Jeter returned to short in the second game of the doubleheader, his first start at the position in a week due to a nagging deep bone bruise in his left ankle. Jeter committed his 10th error of the season on a high throw to first after fielding a ball off the bat of Arencibia in the seventh inning. . . . The Yankees elected not to activate outfielder Brett Gardner from the disabled list.
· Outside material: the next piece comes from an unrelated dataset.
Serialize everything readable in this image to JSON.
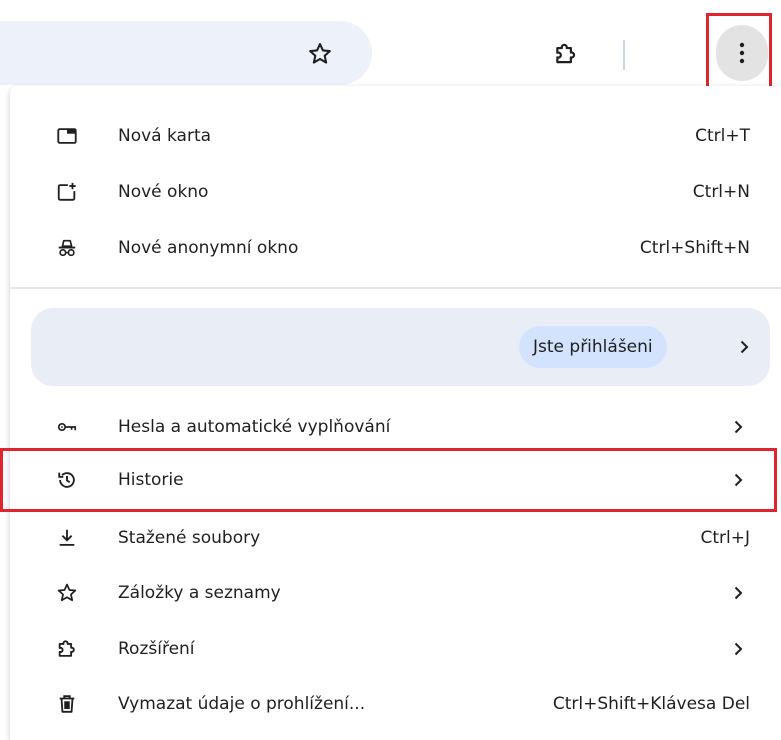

Gardner, who has missed most all of the season with a strained right elbow and elbow surgery, may be activated on Thursday but it will require the Yankees to make a move on their 40-man roster. They activated Andy Pettitte by moving pitcher Dellin Betances to the 60-day disabled list.
The Yankees will go for a sweep of their three-game series with the Blue Jays on Thursday.
Hughes (15-12, 3.96 ERA) will start for the Yankees. Hughes is coming off 7 1/3 innings of shutout baseball in a victory over the Boston Red Sox last Thursday. He has a 3.24 ERA since June. He is 4-5 with a 4.66 ERA in his career against the Blue Jays.
The Blue Jays will start journeyman left-hander Aaron Laffey (3-5, 4.55 ERA). Laffey gave up three runs on four hits and four walks in just 3 2/3 innings against the Red Sox. He has lost his last four starts. He is 0-2 with a 9.56 ERA lifetime against the Yankees.
Game-time will be 7:05 p.m. EDT and the game will be telecast regionally by the MLB Network and locally by the YES Network.